Thanks for the question! So let’s take a look at what the stimulus is telling us. We’re told that being articulate and having a large vocabulary have been equated. But actually, people with big vocabularies don’t really do creative linguistic self-expression that’s required when no available words seem adequate. So, the argument concludes, a large vocabulary actually gets in the way of using language in a truly articulate way.
We’re being asked for which of the following is an assumption made in the argument. In other words, this is a strengthen with necessary premise question. We can use the negation test to try out answer choices. But before we look at the answer choices, it looks like there’s kind of a connection here being made between creative linguistic self-expression when you don’t know what to say and using language articulately, so that’s something to keep an eye out for.

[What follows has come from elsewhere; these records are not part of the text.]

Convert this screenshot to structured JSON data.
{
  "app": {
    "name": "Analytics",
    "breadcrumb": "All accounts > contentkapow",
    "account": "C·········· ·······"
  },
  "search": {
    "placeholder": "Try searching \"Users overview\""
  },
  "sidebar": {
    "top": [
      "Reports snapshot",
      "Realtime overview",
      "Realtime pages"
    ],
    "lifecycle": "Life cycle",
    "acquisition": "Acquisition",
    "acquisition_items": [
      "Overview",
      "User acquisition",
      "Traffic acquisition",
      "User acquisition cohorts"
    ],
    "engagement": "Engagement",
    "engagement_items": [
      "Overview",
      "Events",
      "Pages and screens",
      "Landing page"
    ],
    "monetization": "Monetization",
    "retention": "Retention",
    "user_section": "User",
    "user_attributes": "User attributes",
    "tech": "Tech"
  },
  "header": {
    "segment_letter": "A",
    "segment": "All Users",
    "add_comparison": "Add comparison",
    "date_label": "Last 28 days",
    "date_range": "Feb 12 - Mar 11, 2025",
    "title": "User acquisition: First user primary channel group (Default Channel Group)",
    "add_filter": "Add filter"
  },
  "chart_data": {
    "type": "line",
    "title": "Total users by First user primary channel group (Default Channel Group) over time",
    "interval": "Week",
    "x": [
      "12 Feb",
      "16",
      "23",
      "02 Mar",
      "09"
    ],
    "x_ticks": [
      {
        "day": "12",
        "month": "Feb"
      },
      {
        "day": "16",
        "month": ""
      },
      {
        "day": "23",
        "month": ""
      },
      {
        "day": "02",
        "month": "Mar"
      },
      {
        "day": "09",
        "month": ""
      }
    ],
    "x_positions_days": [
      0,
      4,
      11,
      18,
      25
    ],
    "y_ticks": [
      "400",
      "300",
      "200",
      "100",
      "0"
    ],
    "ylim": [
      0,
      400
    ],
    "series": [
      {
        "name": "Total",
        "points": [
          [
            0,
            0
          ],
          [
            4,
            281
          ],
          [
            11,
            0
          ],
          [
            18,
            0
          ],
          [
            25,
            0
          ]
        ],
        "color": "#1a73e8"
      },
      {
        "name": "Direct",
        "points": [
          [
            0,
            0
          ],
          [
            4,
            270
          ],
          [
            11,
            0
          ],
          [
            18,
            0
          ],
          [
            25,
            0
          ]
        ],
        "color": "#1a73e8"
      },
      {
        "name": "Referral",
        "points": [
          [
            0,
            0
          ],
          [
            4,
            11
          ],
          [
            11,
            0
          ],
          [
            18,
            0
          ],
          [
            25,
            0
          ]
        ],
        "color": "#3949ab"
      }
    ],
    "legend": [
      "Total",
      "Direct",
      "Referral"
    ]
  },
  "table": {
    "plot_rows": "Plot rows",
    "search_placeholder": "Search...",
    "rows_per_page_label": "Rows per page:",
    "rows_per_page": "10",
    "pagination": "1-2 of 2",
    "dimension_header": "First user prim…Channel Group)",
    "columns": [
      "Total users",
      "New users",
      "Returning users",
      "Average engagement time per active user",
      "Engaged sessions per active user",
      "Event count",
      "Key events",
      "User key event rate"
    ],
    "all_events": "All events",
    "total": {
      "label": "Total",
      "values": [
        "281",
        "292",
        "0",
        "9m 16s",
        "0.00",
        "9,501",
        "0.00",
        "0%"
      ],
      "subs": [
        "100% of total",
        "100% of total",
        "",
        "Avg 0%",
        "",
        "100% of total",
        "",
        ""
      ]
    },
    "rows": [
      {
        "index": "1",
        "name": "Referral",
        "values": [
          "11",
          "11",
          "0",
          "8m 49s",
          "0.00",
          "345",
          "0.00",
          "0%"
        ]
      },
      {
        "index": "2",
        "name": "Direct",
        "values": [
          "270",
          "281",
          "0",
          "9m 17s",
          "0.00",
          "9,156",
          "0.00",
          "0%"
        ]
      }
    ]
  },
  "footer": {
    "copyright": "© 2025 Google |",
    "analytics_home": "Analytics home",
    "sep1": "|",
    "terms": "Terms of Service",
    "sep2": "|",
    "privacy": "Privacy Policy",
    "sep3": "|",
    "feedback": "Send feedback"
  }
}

Now take a look at (A), which tells us that the argument assumes that when people are truly articulate, they have the capacity to express themselves in situations in which their vocabularies seem inadequate. Let’s negate this and see if it weakens the argument. So let’s say that there’s no connection between people being truly articulate and having this capacity for self-expression when vocabulary seems inadequate. Then that definitely weakens the argument, right, because that’s what the argument seems to be doing! And since the negation weakens the argument, it’s an assumption being made, and (A) is the correct answer choice here.
Hope this helps! Feel free to ask any other questions that you might have.